Ist doch immer so, dass die Regeln, die Oberkapitalisten predigen, für jeden gelten - außer sie selbst. Und den lustigen Billionen-Bonus hat er trickreich so gebastelt, dass ihm aberzig Milliarden zufließen, auch wenn er die Hälfte oder noch mehr der Ziele reißt. Während die Ziele selbst natürlich wieder seine Aktien nach oben prügeln sollen.

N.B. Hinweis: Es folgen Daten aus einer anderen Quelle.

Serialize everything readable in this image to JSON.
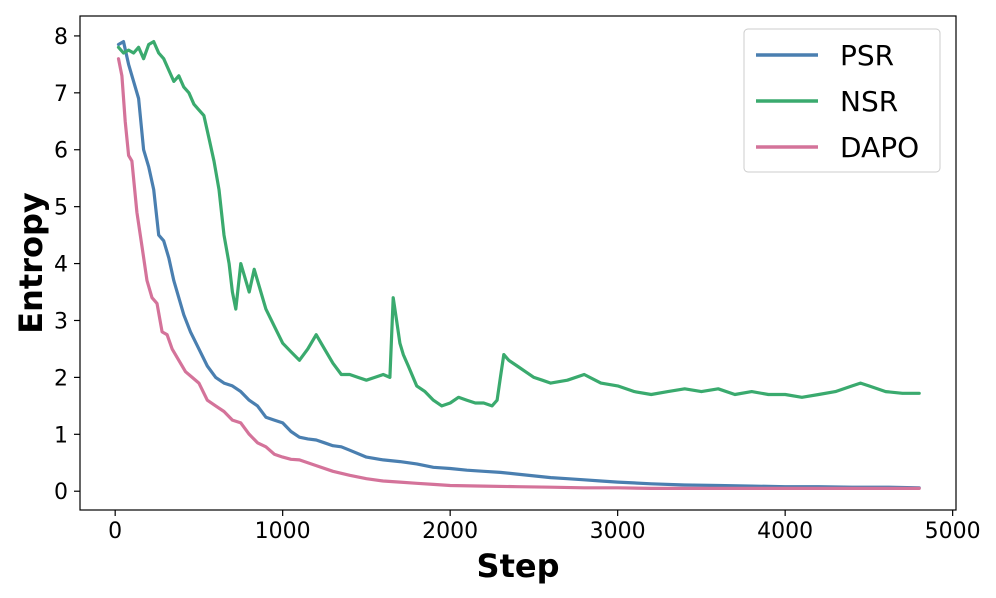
{
  "chart_data": {
    "type": "line",
    "xlabel": "Step",
    "ylabel": "Entropy",
    "xlim": [
      -210,
      5020
    ],
    "ylim": [
      -0.33,
      8.35
    ],
    "xticks": [
      0,
      1000,
      2000,
      3000,
      4000,
      5000
    ],
    "yticks": [
      0,
      1,
      2,
      3,
      4,
      5,
      6,
      7,
      8
    ],
    "grid": false,
    "legend": "top-right",
    "series": [
      {
        "name": "PSR",
        "color": "#4a7fb0",
        "x": [
          20,
          50,
          80,
          110,
          140,
          170,
          200,
          230,
          260,
          290,
          320,
          350,
          380,
          410,
          450,
          500,
          550,
          600,
          650,
          700,
          750,
          800,
          850,
          900,
          950,
          1000,
          1050,
          1100,
          1150,
          1200,
          1250,
          1300,
          1350,
          1400,
          1500,
          1600,
          1700,
          1800,
          1900,
          2000,
          2100,
          2200,
          2300,
          2400,
          2500,
          2600,
          2700,
          2800,
          2900,
          3000,
          3200,
          3400,
          3600,
          3800,
          4000,
          4200,
          4400,
          4600,
          4800
        ],
        "y": [
          7.85,
          7.9,
          7.5,
          7.2,
          6.9,
          6.0,
          5.7,
          5.3,
          4.5,
          4.4,
          4.1,
          3.7,
          3.4,
          3.1,
          2.8,
          2.5,
          2.2,
          2.0,
          1.9,
          1.85,
          1.75,
          1.6,
          1.5,
          1.3,
          1.25,
          1.2,
          1.05,
          0.95,
          0.92,
          0.9,
          0.85,
          0.8,
          0.78,
          0.72,
          0.6,
          0.55,
          0.52,
          0.48,
          0.42,
          0.4,
          0.37,
          0.35,
          0.33,
          0.3,
          0.27,
          0.24,
          0.22,
          0.2,
          0.18,
          0.16,
          0.13,
          0.11,
          0.1,
          0.09,
          0.08,
          0.08,
          0.07,
          0.07,
          0.06
        ]
      },
      {
        "name": "NSR",
        "color": "#3aaa6e",
        "x": [
          20,
          50,
          80,
          110,
          140,
          170,
          200,
          230,
          260,
          290,
          320,
          350,
          380,
          410,
          440,
          470,
          500,
          530,
          560,
          590,
          620,
          650,
          680,
          700,
          720,
          750,
          780,
          800,
          830,
          860,
          900,
          950,
          1000,
          1050,
          1100,
          1150,
          1200,
          1250,
          1300,
          1350,
          1400,
          1450,
          1500,
          1550,
          1600,
          1640,
          1660,
          1680,
          1700,
          1720,
          1750,
          1800,
          1850,
          1900,
          1950,
          2000,
          2050,
          2100,
          2150,
          2200,
          2250,
          2280,
          2300,
          2320,
          2350,
          2400,
          2450,
          2500,
          2550,
          2600,
          2700,
          2800,
          2900,
          3000,
          3100,
          3200,
          3300,
          3400,
          3500,
          3600,
          3700,
          3800,
          3900,
          4000,
          4100,
          4200,
          4300,
          4400,
          4450,
          4500,
          4600,
          4700,
          4800
        ],
        "y": [
          7.8,
          7.7,
          7.75,
          7.7,
          7.8,
          7.6,
          7.85,
          7.9,
          7.7,
          7.6,
          7.4,
          7.2,
          7.3,
          7.1,
          7.0,
          6.8,
          6.7,
          6.6,
          6.2,
          5.8,
          5.3,
          4.5,
          4.0,
          3.5,
          3.2,
          4.0,
          3.7,
          3.5,
          3.9,
          3.6,
          3.2,
          2.9,
          2.6,
          2.45,
          2.3,
          2.5,
          2.75,
          2.5,
          2.25,
          2.05,
          2.05,
          2.0,
          1.95,
          2.0,
          2.05,
          2.0,
          3.4,
          3.0,
          2.6,
          2.4,
          2.2,
          1.85,
          1.75,
          1.6,
          1.5,
          1.55,
          1.65,
          1.6,
          1.55,
          1.55,
          1.5,
          1.6,
          2.0,
          2.4,
          2.3,
          2.2,
          2.1,
          2.0,
          1.95,
          1.9,
          1.95,
          2.05,
          1.9,
          1.85,
          1.75,
          1.7,
          1.75,
          1.8,
          1.75,
          1.8,
          1.7,
          1.75,
          1.7,
          1.7,
          1.65,
          1.7,
          1.75,
          1.85,
          1.9,
          1.85,
          1.75,
          1.72,
          1.72
        ]
      },
      {
        "name": "DAPO",
        "color": "#d4739a",
        "x": [
          20,
          40,
          60,
          80,
          100,
          130,
          160,
          190,
          220,
          250,
          280,
          310,
          340,
          380,
          420,
          460,
          500,
          550,
          600,
          650,
          700,
          750,
          800,
          850,
          900,
          950,
          1000,
          1050,
          1100,
          1150,
          1200,
          1300,
          1400,
          1500,
          1600,
          1700,
          1800,
          1900,
          2000,
          2200,
          2400,
          2600,
          2800,
          3000,
          3200,
          3400,
          3600,
          3800,
          4000,
          4200,
          4400,
          4600,
          4800
        ],
        "y": [
          7.6,
          7.3,
          6.5,
          5.9,
          5.8,
          4.9,
          4.3,
          3.7,
          3.4,
          3.3,
          2.8,
          2.75,
          2.5,
          2.3,
          2.1,
          2.0,
          1.9,
          1.6,
          1.5,
          1.4,
          1.25,
          1.2,
          1.0,
          0.85,
          0.78,
          0.65,
          0.6,
          0.56,
          0.55,
          0.5,
          0.45,
          0.35,
          0.28,
          0.22,
          0.18,
          0.16,
          0.14,
          0.12,
          0.1,
          0.09,
          0.08,
          0.07,
          0.06,
          0.06,
          0.05,
          0.05,
          0.05,
          0.05,
          0.05,
          0.05,
          0.05,
          0.05,
          0.05
        ]
      }
    ]
  }
}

Es gab schon vor Jahren Warnungen aus Programmiererkreisen, dass die Software nicht nachhaltig entwickelt wird (was allerdings unter Autoherstellern normal ist, nur war bislang die Software einfach und sehr an die Hardware gebunden, so dass das nicht wichtig war).
Tesla war nur gut in dem Programm missliebige Meinungen, Aussagen und Daten zu unterdrücken.
Was mich bei dem NASA-Kontrakt wundert: ist es dort unüblich, dass die Gelder in Abschlägen nach Fortschritt ausgezahlt werden?
Nachdem die NASA-Deppen, die den Vertrag abgezeichnet haben, lange Zeit nur Elons wüste Behauptungen, dass er dem amerikanischen Steuerzahler 40 Milliarden erspart hätte, wiederholt haben, warnen sie
jetzt, dass man den Mond mit dem Programm nicht erreichen würde. Weswegen Elon sie jetzt kräftig zusammen scheißt.
Spannend wird auch, was die Milliardärsclique jetzt mit den Medien anstellt.
Was ist daran spannend? MechaHitler klaut und lügt sich doch gerade schon ein GrokiPedia zusammen.
Und für Unterhaltung ist auch schon gesorgt: Bei der Weltmeisterschaft im Ultimate Best Gaming treten jetzt Elon Musk, Steve Bannon, Tucker Carlson und Nick Fuentes in Mar-a-Lago gegeneinander an. Sich im Champagnerglas räkelnde Blondinen werden von Gislaine Maxwells Entertainment-Escort geliefert.